Isolated from the uncultured soil Gram-negative bacterium Eleftheria terrae ssp. carolina, Clovibactin has shown promise in eliminating drug-resistant bacterial pathogens by targeting not just one but three different precursor molecules that block bacterial cell wall synthesis at different positions. The researchers found this multi-target attack can kill an array of bacterial pathogens without developing resistance – and even treat mice infected with Staphylococcus aureus.
Markus Weingarth, a researcher from the Chemistry Department of Utrecht University, likened this approach to “a cage that encloses its target” (3). “As Clovibactin only binds to the immutable, conserved part of its targets, bacteria will have a much harder time developing any resistance against it. In fact, we did not observe any resistance to Clovibactin in our studies.”
The drug can also self-assemble into large fibrils on the surface of bacterial membranes when binding to target molecules. These fibrils remain stable for enough time to ensure the target molecules can kill bacteria.
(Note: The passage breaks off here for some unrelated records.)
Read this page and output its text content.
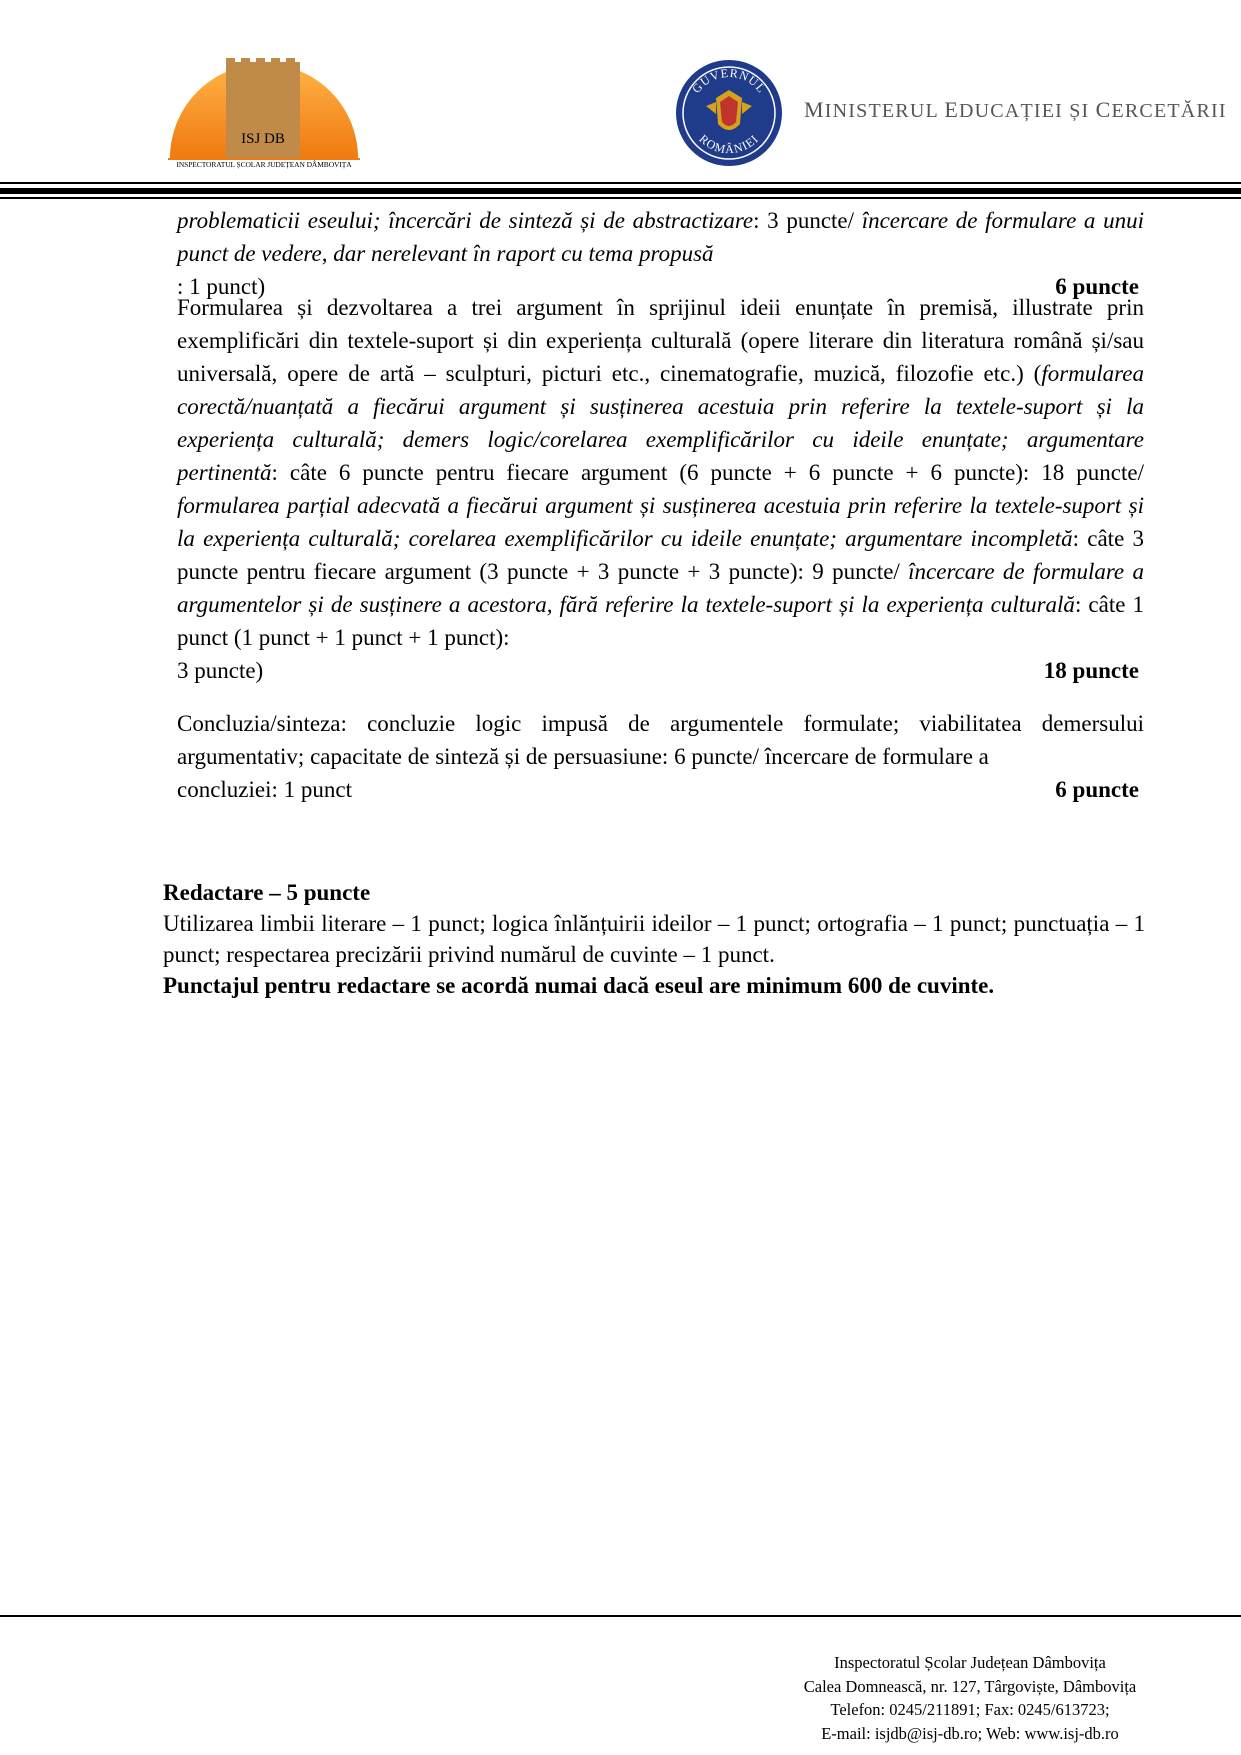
ISJ DB
INSPECTORATUL ȘCOLAR JUDEȚEAN DÂMBOVIȚA
GUVERNUL
ROMÂNIEI
MINISTERUL EDUCAȚIEI ȘI CERCETĂRII

problematicii eseului; încercări de sinteză și de abstractizare: 3 puncte/ încercare de formulare a unui punct de vedere, dar nerelevant în raport cu tema propusă

: 1 punct)	6 puncte

Formularea și dezvoltarea a trei argument în sprijinul ideii enunțate în premisă, illustrate prin exemplificări din textele-suport și din experiența culturală (opere literare din literatura română și/sau universală, opere de artă – sculpturi, picturi etc., cinematografie, muzică, filozofie etc.) (formularea corectă/nuanțată a fiecărui argument și susținerea acestuia prin referire la textele-suport și la experiența culturală; demers logic/corelarea exemplificărilor cu ideile enunțate; argumentare pertinentă: câte 6 puncte pentru fiecare argument (6 puncte + 6 puncte + 6 puncte): 18 puncte/ formularea parțial adecvată a fiecărui argument și susținerea acestuia prin referire la textele-suport și la experiența culturală; corelarea exemplificărilor cu ideile enunțate; argumentare incompletă: câte 3 puncte pentru fiecare argument (3 puncte + 3 puncte + 3 puncte): 9 puncte/ încercare de formulare a argumentelor și de susținere a acestora, fără referire la textele-suport și la experiența culturală: câte 1 punct (1 punct + 1 punct + 1 punct):

3 puncte)	18 puncte

Concluzia/sinteza: concluzie logic impusă de argumentele formulate; viabilitatea demersului argumentativ; capacitate de sinteză și de persuasiune: 6 puncte/ încercare de formulare a

concluziei: 1 punct	6 puncte
Redactare – 5 puncte
Utilizarea limbii literare – 1 punct; logica înlănțuirii ideilor – 1 punct; ortografia – 1 punct; punctuația – 1 punct; respectarea precizării privind numărul de cuvinte – 1 punct.
Punctajul pentru redactare se acordă numai dacă eseul are minimum 600 de cuvinte.
Inspectoratul Școlar Județean Dâmbovița
Calea Domnească, nr. 127, Târgoviște, Dâmbovița
Telefon: 0245/211891; Fax: 0245/613723;
E-mail: isjdb@isj-db.ro; Web: www.isj-db.ro
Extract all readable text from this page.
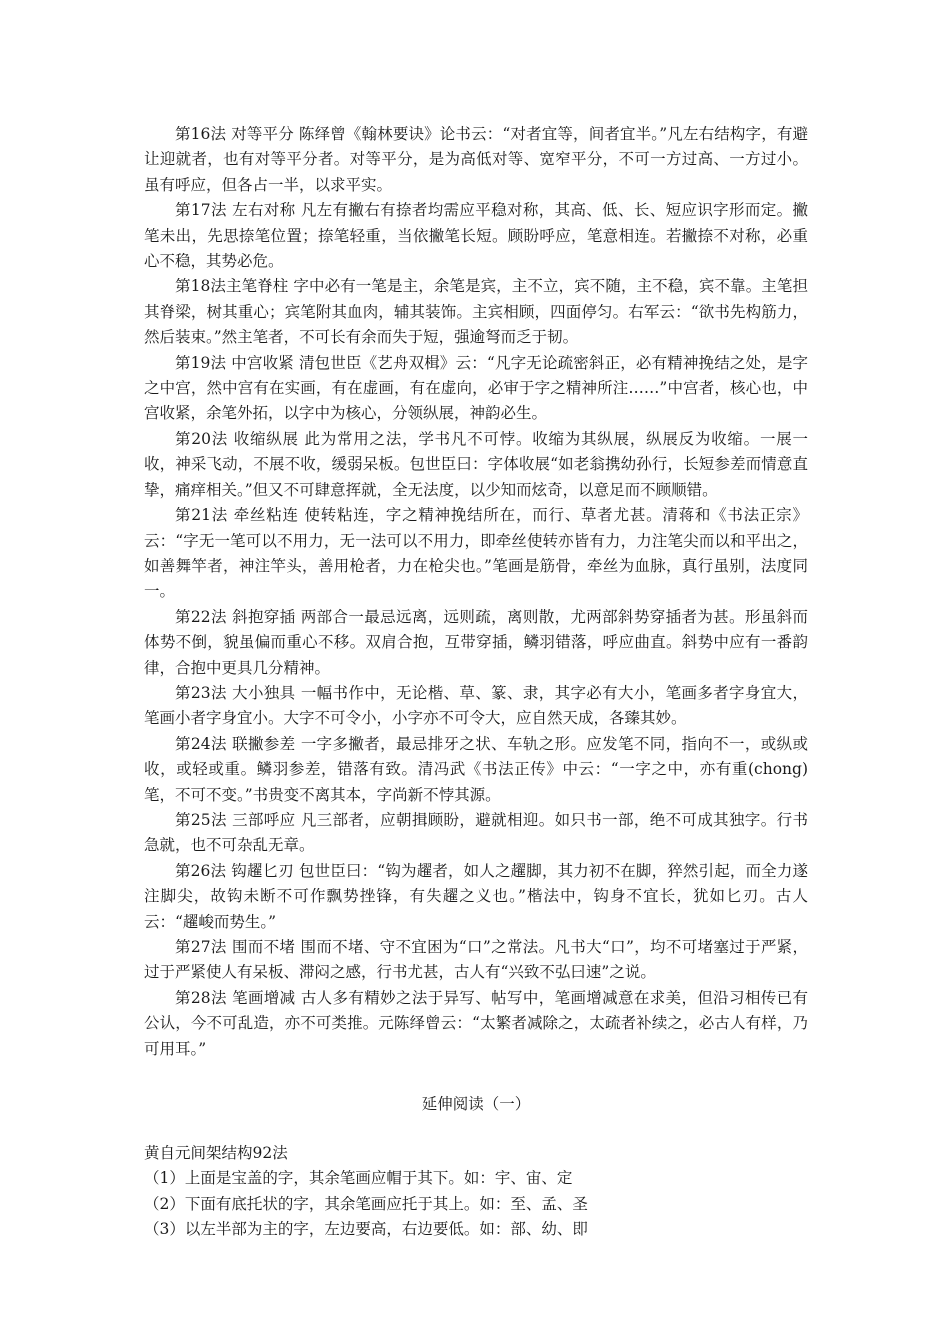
第16法 对等平分 陈绎曾《翰林要诀》论书云：“对者宜等，间者宜半。”凡左右结构字，有避让迎就者，也有对等平分者。对等平分，是为高低对等、宽窄平分，不可一方过高、一方过小。虽有呼应，但各占一半，以求平实。

第17法 左右对称 凡左有撇右有捺者均需应平稳对称，其高、低、长、短应识字形而定。撇笔未出，先思捺笔位置；捺笔轻重，当依撇笔长短。顾盼呼应，笔意相连。若撇捺不对称，必重心不稳，其势必危。

第18法主笔脊柱 字中必有一笔是主，余笔是宾，主不立，宾不随，主不稳，宾不靠。主笔担其脊梁，树其重心；宾笔附其血肉，辅其装饰。主宾相顾，四面停匀。右军云：“欲书先构筋力，然后装束。”然主笔者，不可长有余而失于短，强逾弩而乏于韧。

第19法 中宫收紧 清包世臣《艺舟双楫》云：“凡字无论疏密斜正，必有精神挽结之处，是字之中宫，然中宫有在实画，有在虚画，有在虚向，必审于字之精神所注……”中宫者，核心也，中宫收紧，余笔外拓，以字中为核心，分领纵展，神韵必生。

第20法 收缩纵展 此为常用之法，学书凡不可悖。收缩为其纵展，纵展反为收缩。一展一收，神采飞动，不展不收，缓弱呆板。包世臣曰：字体收展“如老翁携幼孙行，长短参差而情意直挚，痛痒相关。”但又不可肆意挥就，全无法度，以少知而炫奇，以意足而不顾顺错。

第21法 牵丝粘连 使转粘连，字之精神挽结所在，而行、草者尤甚。清蒋和《书法正宗》云：“字无一笔可以不用力，无一法可以不用力，即牵丝使转亦皆有力，力注笔尖而以和平出之，如善舞竿者，神注竿头，善用枪者，力在枪尖也。”笔画是筋骨，牵丝为血脉，真行虽别，法度同一。

第22法 斜抱穿插 两部合一最忌远离，远则疏，离则散，尤两部斜势穿插者为甚。形虽斜而体势不倒，貌虽偏而重心不移。双肩合抱，互带穿插，鳞羽错落，呼应曲直。斜势中应有一番韵律，合抱中更具几分精神。

第23法 大小独具 一幅书作中，无论楷、草、篆、隶，其字必有大小，笔画多者字身宜大，笔画小者字身宜小。大字不可令小，小字亦不可令大，应自然天成，各臻其妙。

第24法 联撇参差 一字多撇者，最忌排牙之状、车轨之形。应发笔不同，指向不一，或纵或收，或轻或重。鳞羽参差，错落有致。清冯武《书法正传》中云：“一字之中，亦有重(chong)笔，不可不变。”书贵变不离其本，字尚新不悖其源。

第25法 三部呼应 凡三部者，应朝揖顾盼，避就相迎。如只书一部，绝不可成其独字。行书急就，也不可杂乱无章。

第26法 钩趯匕刃 包世臣曰：“钩为趯者，如人之趯脚，其力初不在脚，猝然引起，而全力遂注脚尖，故钩未断不可作飘势挫锋，有失趯之义也。”楷法中，钩身不宜长，犹如匕刃。古人云：“趯峻而势生。”

第27法 围而不堵 围而不堵、守不宜困为“口”之常法。凡书大“口”，均不可堵塞过于严紧，过于严紧使人有呆板、滞闷之感，行书尤甚，古人有“兴致不弘曰速”之说。

第28法 笔画增减 古人多有精妙之法于异写、帖写中，笔画增减意在求美，但沿习相传已有公认，今不可乱造，亦不可类推。元陈绎曾云：“太繁者减除之，太疏者补续之，必古人有样，乃可用耳。”

延伸阅读（一）

黄自元间架结构92法

（1）上面是宝盖的字，其余笔画应帽于其下。如：宇、宙、定

（2）下面有底托状的字，其余笔画应托于其上。如：至、孟、圣

（3）以左半部为主的字，左边要高，右边要低。如：部、幼、即
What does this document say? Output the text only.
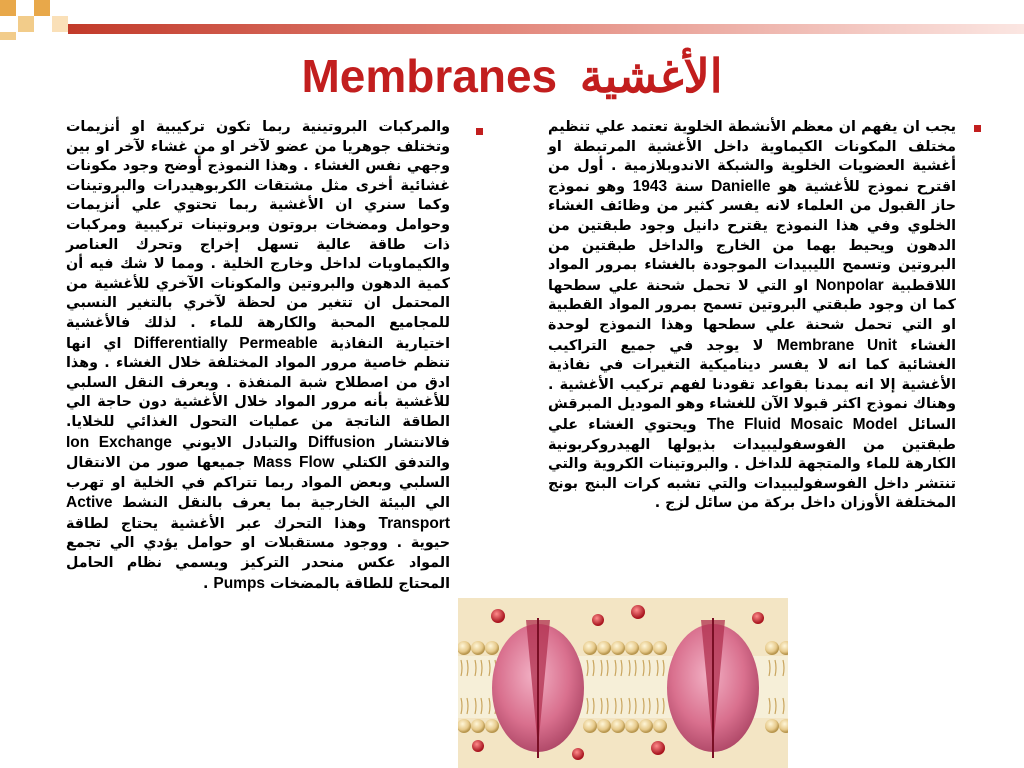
Membranes الأغشية
يجب ان يفهم ان معظم الأنشطة الخلوية تعتمد علي تنظيم مختلف المكونات الكيماوية داخل الأغشية المرتبطة او أغشية العضويات الخلوية والشبكة الاندوبلازمية . أول من اقترح نموذج للأغشية هو Danielle سنة 1943 وهو نموذج حاز القبول من العلماء لانه يفسر كثير من وظائف الغشاء الخلوي وفي هذا النموذج يقترح دانيل وجود طبقتين من الدهون ويحيط بهما من الخارج والداخل طبقتين من البروتين وتسمح الليبيدات الموجودة بالغشاء بمرور المواد اللاقطبية Nonpolar او التي لا تحمل شحنة علي سطحها كما ان وجود طبقتي البروتين تسمح بمرور المواد القطبية او التي تحمل شحنة علي سطحها وهذا النموذج لوحدة الغشاء Membrane Unit لا يوجد في جميع التراكيب الغشائية كما انه لا يفسر ديناميكية التغيرات في نفاذية الأغشية إلا انه يمدنا بقواعد تقودنا لفهم تركيب الأغشية . وهناك نموذج اكثر قبولا الآن للغشاء وهو الموديل المبرقش السائل The Fluid Mosaic Model ويحتوي الغشاء علي طبقتين من الفوسفوليبيدات بذيولها الهيدروكربونية الكارهة للماء والمتجهة للداخل . والبروتينات الكروية والتي تنتشر داخل الفوسفوليبيدات والتي تشبه كرات البنج بونج المختلفة الأوزان داخل بركة من سائل لزج .
والمركبات البروتينية ربما تكون تركيبية او أنزيمات وتختلف جوهريا من عضو لآخر او من غشاء لآخر او بين وجهي نفس الغشاء . وهذا النموذج أوضح وجود مكونات غشائية أخرى مثل مشتقات الكربوهيدرات والبروتينات وكما سنري ان الأغشية ربما تحتوي علي أنزيمات وحوامل ومضخات بروتون وبروتينات تركيبية ومركبات ذات طاقة عالية تسهل إخراج وتحرك العناصر والكيماويات لداخل وخارج الخلية . ومما لا شك فيه أن كمية الدهون والبروتين والمكونات الآخري للأغشية من المحتمل ان تتغير من لحظة لآخري بالتغير النسبي للمجاميع المحبة والكارهة للماء . لذلك فالأغشية اختيارية النفاذية Differentially Permeable اي انها تنظم خاصية مرور المواد المختلفة خلال الغشاء . وهذا ادق من اصطلاح شبة المنفذة . ويعرف النقل السلبي للأغشية بأنه مرور المواد خلال الأغشية دون حاجة الي الطاقة الناتجة من عمليات التحول الغذائي للخلايا. فالانتشار Diffusion والتبادل الايوني Ion Exchange والتدفق الكتلي Mass Flow جميعها صور من الانتقال السلبي وبعض المواد ربما تتراكم في الخلية او تهرب الي البيئة الخارجية بما يعرف بالنقل النشط Active Transport وهذا التحرك عبر الأغشية يحتاج لطاقة حيوية . ووجود مستقبلات او حوامل يؤدي الي تجمع المواد عكس منحدر التركيز ويسمي نظام الحامل المحتاج للطاقة بالمضخات Pumps .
Notably, the fibrils do not form on human membranes, potentially explaining why Clovibactin selectively damages bacterial cells without being toxic to human cells.
In the research paper, the authors wrote (2): “Clovibactin blocks cell wall synthesis by targeting pyrophosphate of multiple essential peptidoglycan precursors (C55PP, lipid II, and lipid IIIWTA). Clovibactin uses an unusual hydrophobic interface to tightly wrap around pyrophosphate but bypasses the variable structural elements of precursors, accounting for the lack of resistance […] This potent antibiotic holds the promise of enabling the design of improved therapeutics that kill bacterial pathogens without resistance development.”
- Centers for Disease Control and Prevention, “Antibiotic Resistance Threats in the United States” (2013). Available at: https://bit.ly/3sSWUVS
- R Shukla et al., “An antibiotic from an uncultured bacterium binds to an immutable target,” Cell, [Online ahead of print] (2023). PMID: 37611581.